Wintershall’s Well Delivery Process
Having developed the tool itself is a necessary step,
but how to embed it in the company’s overall workflows is key to making the tool a success and
achieve the desired impact on the quality of drilling
planning, costing and staffing.
At Wintershall the company wide applied and
Figure 10 —Wintershall’s Stage Gate Process
mandatory project management process called
Stage Gate Process (SGP) is the starting point for
the application of such a tool. Managing a wide variety of projects is a complex, but necessary activity
for any company in the oil & gas business. It is a structured and step-wise approach to plan and execute
drilling projects. The process is based on the five basic E&P project stages of (see Figure 10):
1. IDENTIFY (Study the well phase)
2. SELECT (Concept selection phase)
3. DEFINE (Detailed well design phase)
4. EXECUTE (Drill & complete the well phase)
5. EVALUATE (Benchmark & Lessons Learned phase)
As a project moves from one stage to another it has to pass several major decision points, or “Gates”.
Before passing through a gate, the process has appointed experts (or Gatekeepers), who need to be
satisfied that the project is sound, both technically and commercially.
The SGP is supported by an assurance process with project reviews held between the project team and
the review team. Here the DCI has quickly become a mandatory prerequisite for all reviews as part of the
local drillteams Drilling & Completion project support package. This allows comparing projects using
their DCI values and to map company’s DCI picture. A verification and approval of the DCI through the
Project Review Team which evaluates all proposed well projects is seen as an added process improvement.
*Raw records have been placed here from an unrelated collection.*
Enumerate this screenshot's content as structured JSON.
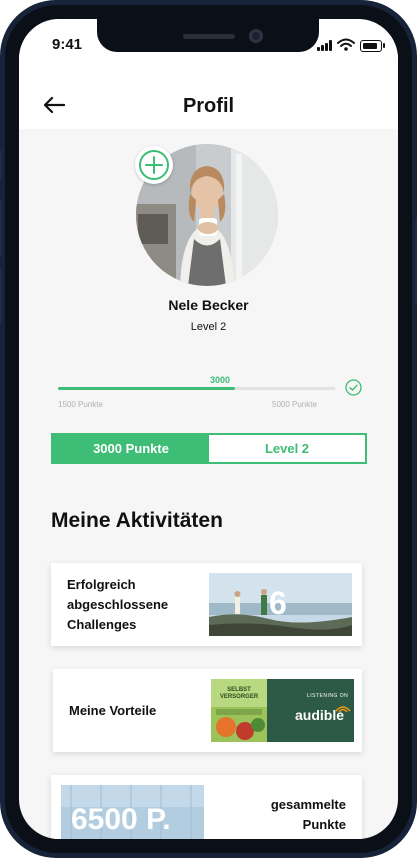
{
  "status_bar": {
    "time": "9:41"
  },
  "header": {
    "title": "Profil",
    "back_icon": "arrow-left-icon"
  },
  "profile": {
    "name": "Nele Becker",
    "level": "Level 2",
    "add_icon": "plus-circle-icon"
  },
  "progress": {
    "current_label": "3000",
    "min_label": "1500 Punkte",
    "max_label": "5000 Punkte",
    "fraction": 0.64,
    "check_icon": "check-circle-icon"
  },
  "segment": {
    "points_label": "3000 Punkte",
    "level_label": "Level 2",
    "active": "points"
  },
  "activities": {
    "title": "Meine Aktivitäten",
    "cards": [
      {
        "label_lines": [
          "Erfolgreich",
          "abgeschlossene",
          "Challenges"
        ],
        "badge": "6"
      },
      {
        "label": "Meine Vorteile",
        "book_title_lines": [
          "SELBST",
          "VERSORGER"
        ],
        "service_top": "LISTENING ON",
        "service_name": "audible"
      },
      {
        "label_lines": [
          "gesammelte",
          "Punkte"
        ],
        "badge": "6500 P."
      }
    ]
  },
  "colors": {
    "accent": "#3dbd75",
    "frame": "#172338",
    "background": "#f6f6f6"
  }
}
A statistical overview of all operating companies (OpCo) and corporate well DCIs is already
included in the companies drilling benchmarking process.
While the SGP is a corporate tool to manage large scale exploration and CAPEX projects, a detailed
well planning, execution and evaluation workflow has been developed in parallel. It breaks down this
process into specific Drilling and Completions deliverables for the project teams. This workflow now
forms the basis for Wintershall Drilling’s proprietary Well Engineering Management System (WEMS),
which is the key tool for all Drilling Engineers to fulfill their daily job tasks. Within the defined workflows
the DCI has found its definition in an associated Drilling Standard called “Drilling Complexity Index
Determination”. Several other work steps and deliverables are affected by the DCI as will be demonstrated
later in this paper. Figure 11 and Figure 12 give an overview of selected phases, work steps and/or
deliverables and their connection and dependence on the DCI.
DCI Embedded in Well Delivery Process
Within Wintershall the implementation and acceptance of the Drilling Complexity Index are beyond the
introduction stage as the DCI is currently embedded in most planning processes. As described below, the
DCI is part of the overall drilling planning, execution and evaluation workflow.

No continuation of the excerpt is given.